The exchange—I am not ashamed to admit—took my breath away. I won’t tell you the full story, because it’s exhausting to re-tell it here, and I’m tired. The short story is that it briefly shook me so badly I seriously considered leaving the city, just two years after I’d arrived there. This episode might seem minor by itself, but it had happened at the end of a few weeks which, when viewed as a whole, were uniquely traumatic. A 17-year-old black boy had his head kicked in by four neo-Nazis in an area little different to Kentish Town. One of my friends had been on a train with a neo-Nazi who had shown her his tattoos, a pair of SS lightning-bolts. Another friend had been pushed off her bike by an elderly white German woman. The neo-Nazi AfD party had just won 14 percent of the vote in Berlin. Donald Trump had just been elected. It felt like something was brewing, and I didn’t want to be in the city when everything came to a head. I mean, how comfortable did people have to be in their racism that a white woman could attack a tall black man in broad daylight? I was so, so close to moving away; closer than most of my friends truly understood. I spent the last few months of last year sizing up a couple of other European capitals. But I stayed, and I am glad that I did.

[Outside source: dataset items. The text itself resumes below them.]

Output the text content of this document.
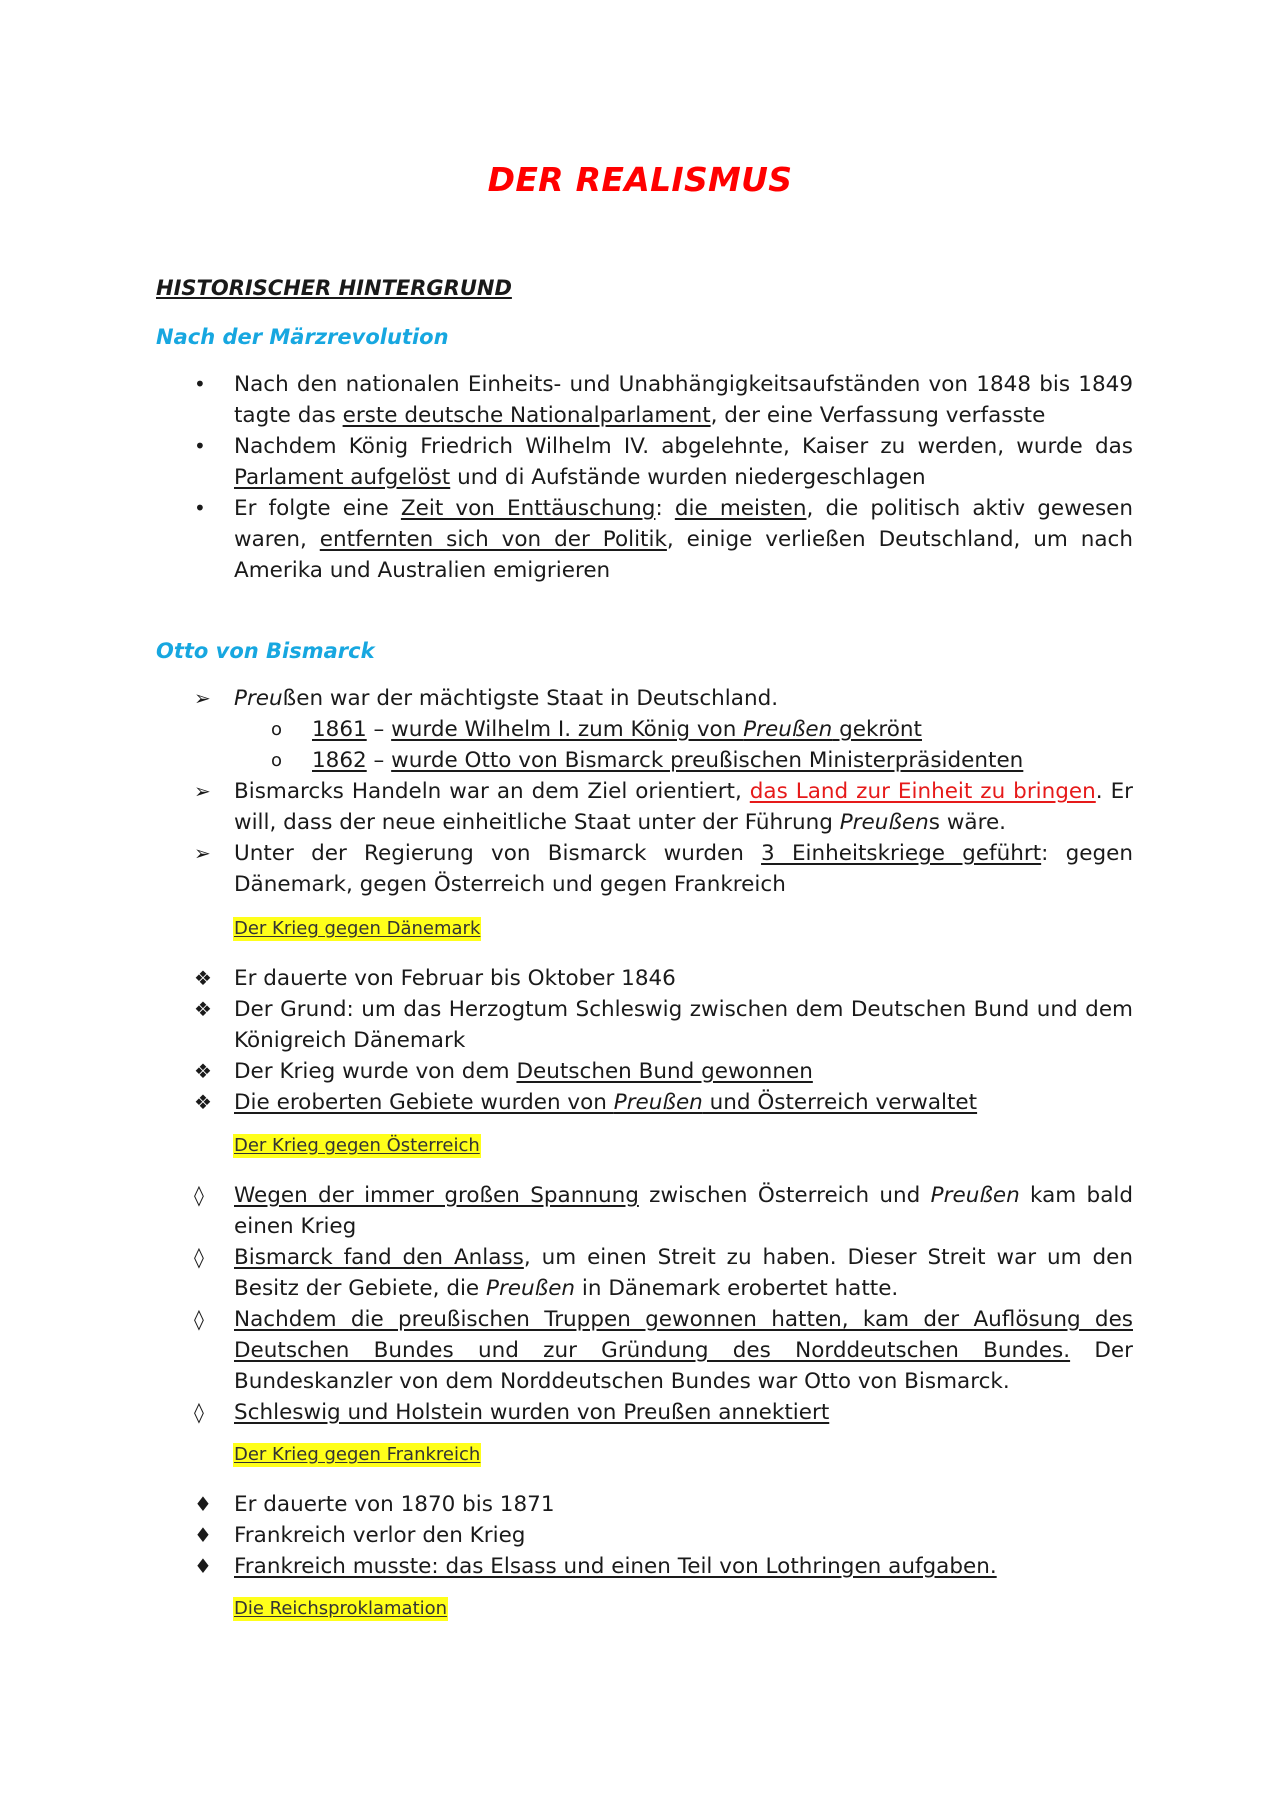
DER REALISMUS
HISTORISCHER HINTERGRUND
Nach der Märzrevolution
•	Nach den nationalen Einheits- und Unabhängigkeitsaufständen von 1848 bis 1849 tagte das erste deutsche Nationalparlament, der eine Verfassung verfasste
•	Nachdem König Friedrich Wilhelm IV. abgelehnte, Kaiser zu werden, wurde das Parlament aufgelöst und di Aufstände wurden niedergeschlagen
•	Er folgte eine Zeit von Enttäuschung: die meisten, die politisch aktiv gewesen waren, entfernten sich von der Politik, einige verließen Deutschland, um nach Amerika und Australien emigrieren
Otto von Bismarck
➢	Preußen war der mächtigste Staat in Deutschland.
o	1861 – wurde Wilhelm I. zum König von Preußen gekrönt
o	1862 – wurde Otto von Bismarck preußischen Ministerpräsidenten
➢	Bismarcks Handeln war an dem Ziel orientiert, das Land zur Einheit zu bringen. Er will, dass der neue einheitliche Staat unter der Führung Preußens wäre.
➢	Unter der Regierung von Bismarck wurden 3 Einheitskriege geführt: gegen Dänemark, gegen Österreich und gegen Frankreich
Der Krieg gegen Dänemark
❖	Er dauerte von Februar bis Oktober 1846
❖	Der Grund: um das Herzogtum Schleswig zwischen dem Deutschen Bund und dem Königreich Dänemark
❖	Der Krieg wurde von dem Deutschen Bund gewonnen
❖	Die eroberten Gebiete wurden von Preußen und Österreich verwaltet
Der Krieg gegen Österreich
◊	Wegen der immer großen Spannung zwischen Österreich und Preußen kam bald einen Krieg
◊	Bismarck fand den Anlass, um einen Streit zu haben. Dieser Streit war um den Besitz der Gebiete, die Preußen in Dänemark erobertet hatte.
◊	Nachdem die preußischen Truppen gewonnen hatten, kam der Auflösung des Deutschen Bundes und zur Gründung des Norddeutschen Bundes. Der Bundeskanzler von dem Norddeutschen Bundes war Otto von Bismarck.
◊	Schleswig und Holstein wurden von Preußen annektiert
Der Krieg gegen Frankreich
♦	Er dauerte von 1870 bis 1871
♦	Frankreich verlor den Krieg
♦	Frankreich musste: das Elsass und einen Teil von Lothringen aufgaben.
Die Reichsproklamation
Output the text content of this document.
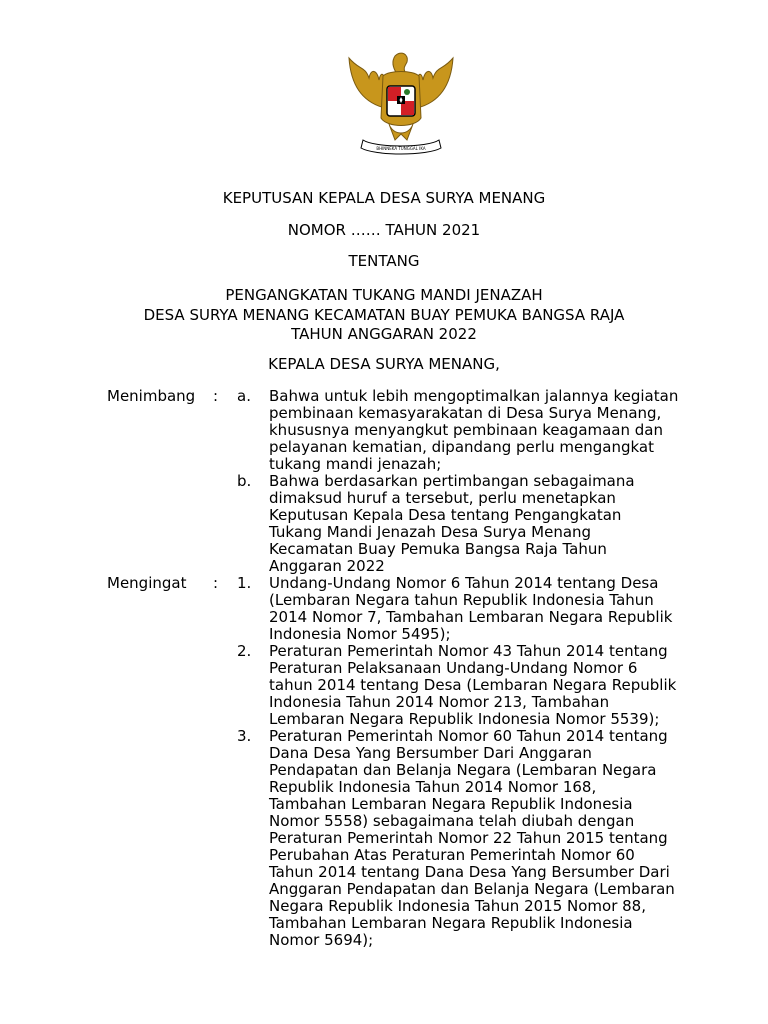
BHINNEKA TUNGGAL IKA
KEPUTUSAN KEPALA DESA SURYA MENANG
NOMOR …… TAHUN 2021
TENTANG
PENGANGKATAN TUKANG MANDI JENAZAH
DESA SURYA MENANG KECAMATAN BUAY PEMUKA BANGSA RAJA
TAHUN ANGGARAN 2022
KEPALA DESA SURYA MENANG,
Menimbang : a. Bahwa untuk lebih mengoptimalkan jalannya kegiatan
pembinaan kemasyarakatan di Desa Surya Menang,
khususnya menyangkut pembinaan keagamaan dan
pelayanan kematian, dipandang perlu mengangkat
tukang mandi jenazah;
b. Bahwa berdasarkan pertimbangan sebagaimana
dimaksud huruf a tersebut, perlu menetapkan
Keputusan Kepala Desa tentang Pengangkatan
Tukang Mandi Jenazah Desa Surya Menang
Kecamatan Buay Pemuka Bangsa Raja Tahun
Anggaran 2022
Mengingat : 1. Undang-Undang Nomor 6 Tahun 2014 tentang Desa
(Lembaran Negara tahun Republik Indonesia Tahun
2014 Nomor 7, Tambahan Lembaran Negara Republik
Indonesia Nomor 5495);
2. Peraturan Pemerintah Nomor 43 Tahun 2014 tentang
Peraturan Pelaksanaan Undang-Undang Nomor 6
tahun 2014 tentang Desa (Lembaran Negara Republik
Indonesia Tahun 2014 Nomor 213, Tambahan
Lembaran Negara Republik Indonesia Nomor 5539);
3. Peraturan Pemerintah Nomor 60 Tahun 2014 tentang
Dana Desa Yang Bersumber Dari Anggaran
Pendapatan dan Belanja Negara (Lembaran Negara
Republik Indonesia Tahun 2014 Nomor 168,
Tambahan Lembaran Negara Republik Indonesia
Nomor 5558) sebagaimana telah diubah dengan
Peraturan Pemerintah Nomor 22 Tahun 2015 tentang
Perubahan Atas Peraturan Pemerintah Nomor 60
Tahun 2014 tentang Dana Desa Yang Bersumber Dari
Anggaran Pendapatan dan Belanja Negara (Lembaran
Negara Republik Indonesia Tahun 2015 Nomor 88,
Tambahan Lembaran Negara Republik Indonesia
Nomor 5694);
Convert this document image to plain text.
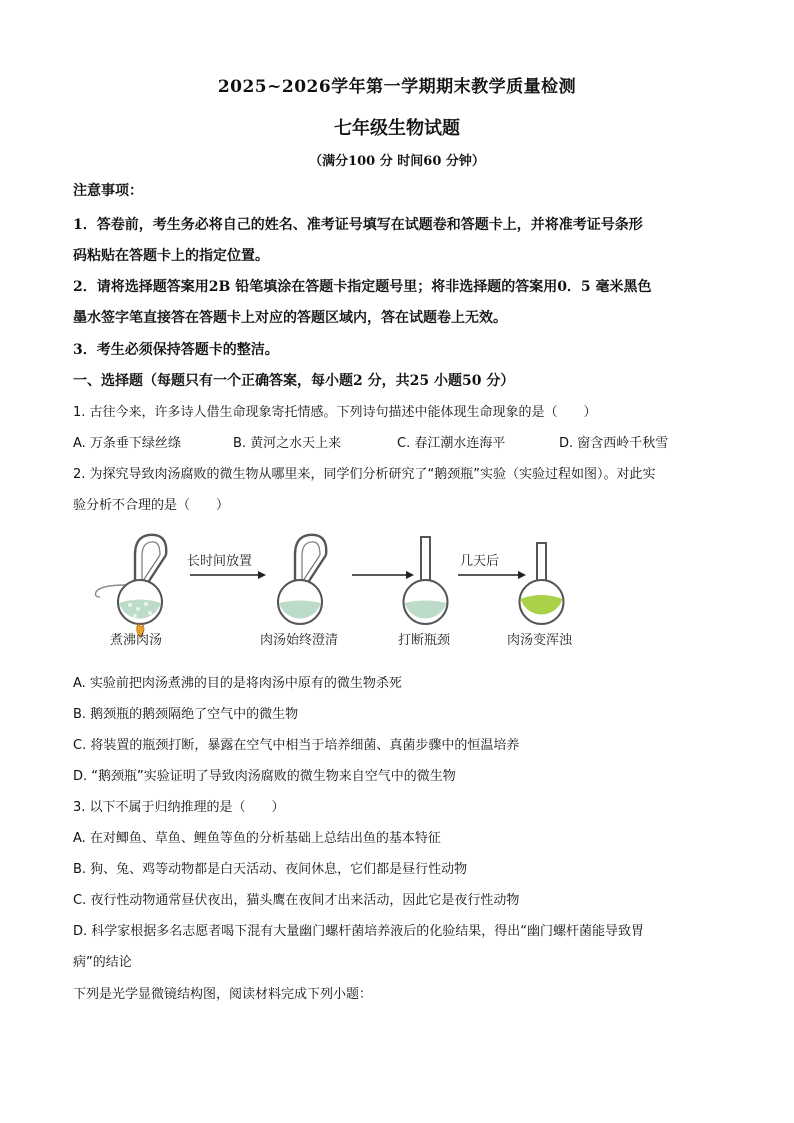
2025~2026学年第一学期期末教学质量检测
七年级生物试题
（满分100 分 时间60 分钟）
注意事项：
1．答卷前，考生务必将自己的姓名、准考证号填写在试题卷和答题卡上，并将准考证号条形
码粘贴在答题卡上的指定位置。
2．请将选择题答案用2B 铅笔填涂在答题卡指定题号里；将非选择题的答案用0．5 毫米黑色
墨水签字笔直接答在答题卡上对应的答题区域内，答在试题卷上无效。
3．考生必须保持答题卡的整洁。
一、选择题（每题只有一个正确答案，每小题2 分，共25 小题50 分）
1. 古往今来，许多诗人借生命现象寄托情感。下列诗句描述中能体现生命现象的是（　　）
A. 万条垂下绿丝绦	B. 黄河之水天上来	C. 春江潮水连海平	D. 窗含西岭千秋雪
2. 为探究导致肉汤腐败的微生物从哪里来，同学们分析研究了“鹅颈瓶”实验（实验过程如图）。对此实
验分析不合理的是（　　）
长时间放置	几天后
煮沸肉汤	肉汤始终澄清	打断瓶颈	肉汤变浑浊
A. 实验前把肉汤煮沸的目的是将肉汤中原有的微生物杀死
B. 鹅颈瓶的鹅颈隔绝了空气中的微生物
C. 将装置的瓶颈打断，暴露在空气中相当于培养细菌、真菌步骤中的恒温培养
D. “鹅颈瓶”实验证明了导致肉汤腐败的微生物来自空气中的微生物
3. 以下不属于归纳推理的是（　　）
A. 在对鲫鱼、草鱼、鲤鱼等鱼的分析基础上总结出鱼的基本特征
B. 狗、兔、鸡等动物都是白天活动、夜间休息，它们都是昼行性动物
C. 夜行性动物通常昼伏夜出，猫头鹰在夜间才出来活动，因此它是夜行性动物
D. 科学家根据多名志愿者喝下混有大量幽门螺杆菌培养液后的化验结果，得出“幽门螺杆菌能导致胃
病”的结论
下列是光学显微镜结构图，阅读材料完成下列小题：
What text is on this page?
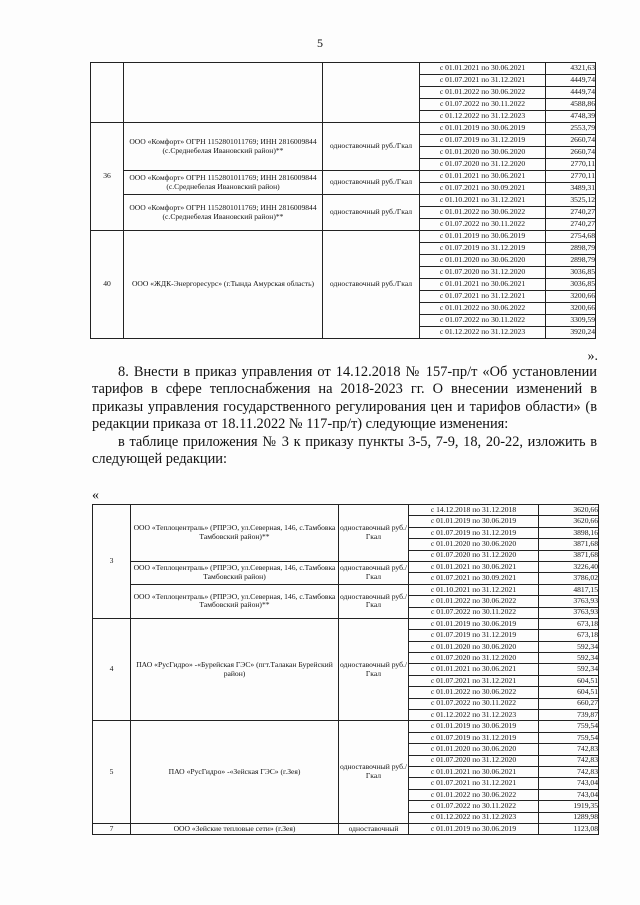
5
			с 01.01.2021 по 30.06.2021	4321,63
			с 01.07.2021 по 31.12.2021	4449,74
			с 01.01.2022 по 30.06.2022	4449,74
			с 01.07.2022 по 30.11.2022	4588,86
			с 01.12.2022 по 31.12.2023	4748,39
36	ООО «Комфорт» ОГРН 1152801011769; ИНН 2816009844 (с.Среднебелая Ивановский район)**	одноставочный руб./Гкал	с 01.01.2019 по 30.06.2019	2553,79
			с 01.07.2019 по 31.12.2019	2660,74
			с 01.01.2020 по 30.06.2020	2660,74
			с 01.07.2020 по 31.12.2020	2770,11
	ООО «Комфорт» ОГРН 1152801011769; ИНН 2816009844 (с.Среднебелая Ивановский район)	одноставочный руб./Гкал	с 01.01.2021 по 30.06.2021	2770,11
			с 01.07.2021 по 30.09.2021	3489,31
	ООО «Комфорт» ОГРН 1152801011769; ИНН 2816009844 (с.Среднебелая Ивановский район)**	одноставочный руб./Гкал	с 01.10.2021 по 31.12.2021	3525,12
			с 01.01.2022 по 30.06.2022	2740,27
			с 01.07.2022 по 30.11.2022	2740,27
40	ООО «ЖДК-Энергоресурс» (г.Тында Амурская область)	одноставочный руб./Гкал	с 01.01.2019 по 30.06.2019	2754,68
			с 01.07.2019 по 31.12.2019	2898,79
			с 01.01.2020 по 30.06.2020	2898,79
			с 01.07.2020 по 31.12.2020	3036,85
			с 01.01.2021 по 30.06.2021	3036,85
			с 01.07.2021 по 31.12.2021	3200,66
			с 01.01.2022 по 30.06.2022	3200,66
			с 01.07.2022 по 30.11.2022	3309,59
			с 01.12.2022 по 31.12.2023	3920,24
».

8. Внести в приказ управления от 14.12.2018 № 157-пр/т «Об установлении тарифов в сфере теплоснабжения на 2018-2023 гг. О внесении изменений в приказы управления государственного регулирования цен и тарифов области» (в редакции приказа от 18.11.2022 № 117-пр/т) следующие изменения:

в таблице приложения № 3 к приказу пункты 3-5, 7-9, 18, 20-22, изложить в следующей редакции:

«
3	ООО «Теплоцентраль» (РПРЭО, ул.Северная, 146, с.Тамбовка Тамбовский район)**	одноставочный руб./Гкал	с 14.12.2018 по 31.12.2018	3620,66
			с 01.01.2019 по 30.06.2019	3620,66
			с 01.07.2019 по 31.12.2019	3898,16
			с 01.01.2020 по 30.06.2020	3871,68
			с 01.07.2020 по 31.12.2020	3871,68
	ООО «Теплоцентраль» (РПРЭО, ул.Северная, 146, с.Тамбовка Тамбовский район)	одноставочный руб./Гкал	с 01.01.2021 по 30.06.2021	3226,40
			с 01.07.2021 по 30.09.2021	3786,02
	ООО «Теплоцентраль» (РПРЭО, ул.Северная, 146, с.Тамбовка Тамбовский район)**	одноставочный руб./Гкал	с 01.10.2021 по 31.12.2021	4817,15
			с 01.01.2022 по 30.06.2022	3763,93
			с 01.07.2022 по 30.11.2022	3763,93
4	ПАО «РусГидро» -«Бурейская ГЭС» (пгт.Талакан Бурейский район)	одноставочный руб./Гкал	с 01.01.2019 по 30.06.2019	673,18
			с 01.07.2019 по 31.12.2019	673,18
			с 01.01.2020 по 30.06.2020	592,34
			с 01.07.2020 по 31.12.2020	592,34
			с 01.01.2021 по 30.06.2021	592,34
			с 01.07.2021 по 31.12.2021	604,51
			с 01.01.2022 по 30.06.2022	604,51
			с 01.07.2022 по 30.11.2022	660,27
			с 01.12.2022 по 31.12.2023	739,87
5	ПАО «РусГидро» -«Зейская ГЭС» (г.Зея)	одноставочный руб./Гкал	с 01.01.2019 по 30.06.2019	759,54
			с 01.07.2019 по 31.12.2019	759,54
			с 01.01.2020 по 30.06.2020	742,83
			с 01.07.2020 по 31.12.2020	742,83
			с 01.01.2021 по 30.06.2021	742,83
			с 01.07.2021 по 31.12.2021	743,04
			с 01.01.2022 по 30.06.2022	743,04
			с 01.07.2022 по 30.11.2022	1919,35
			с 01.12.2022 по 31.12.2023	1289,98
7	ООО «Зейские тепловые сети» (г.Зея)	одноставочный	с 01.01.2019 по 30.06.2019	1123,08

Last week, in the German countryside, I conducted the wedding ceremony of a couple who, within just a couple of years, have become some of my closest friends in the world. A few months before that, I signed a record deal in Berlin, my very first after about a decade of releasing my own music. I currently play football—not that well anymore, I must confess—for the best bunch of footballers I have known, a squad boasting 25 members from 14 different nationalities. I have befriended some of the most brilliant black creatives anywhere in Europe, a collection of poets, novelists, singers and painters. And I could have turned my back on all of this, just because of the culmination of a few weeks of racism in my new home city.

This is what racism does, you see. It constantly stops us, diverts us, interrupts us. It halts us at the borders of countries and of love; it makes us stand in the bathroom mirror and feel ugly, it makes us invisible when we want to be seen and visible when we do not. Racism exhausts us. It taunts us with the safety that’s always out of reach.

I called my younger sister a few months ago, when I was having my mid-life crisis. I asked her, when does racism stop? When does the age come when you can just relax—where you’ve earned enough or achieved enough or become respected enough so that you’re free of it? “It never ends, Musa,” she said. “It never does.”

That phrase was devastating at the time, but now it’s liberating. It’s not that I don’t still find racism upsetting: of course I do. It’s just that, from now on, it’s not my problem. Racism is not a peak I have to conquer, or a weight I have to lift. At the age of 37, with my mid-life crisis hopefully behind me, I’m not trying to impress anyone anymore. As far as possible, I try not to see myself as a black guy, or a black queer guy, or a poshly educated black queer guy. That’s someone else’s job, not mine. For the first time in my life, I’m trying to be Musa, and I’m succeeding more each day. And, in one of the best pieces of advice someone has ever given me, I like to remember what an old girlfriend once told me. “Not everyone is going to get you,” she said, “and not everyone has to. To some people, you’ll just have to be an enigma.”

I moved to Berlin because, for all its flaws, it was a place where misfits could fit in. And, everything considered, I was right. I’ve come to realize I may never be truly settled in one place, in the conventional sense. Maybe that’s something I’ve inherited from my parents, who were refugees from Idi Amin’s Uganda; the sense of not truly belonging. Whatever the case, it feels good, for as far as I can see into the future. In a life which has so often been defined by escaping things, it’s really nice to have stopped running.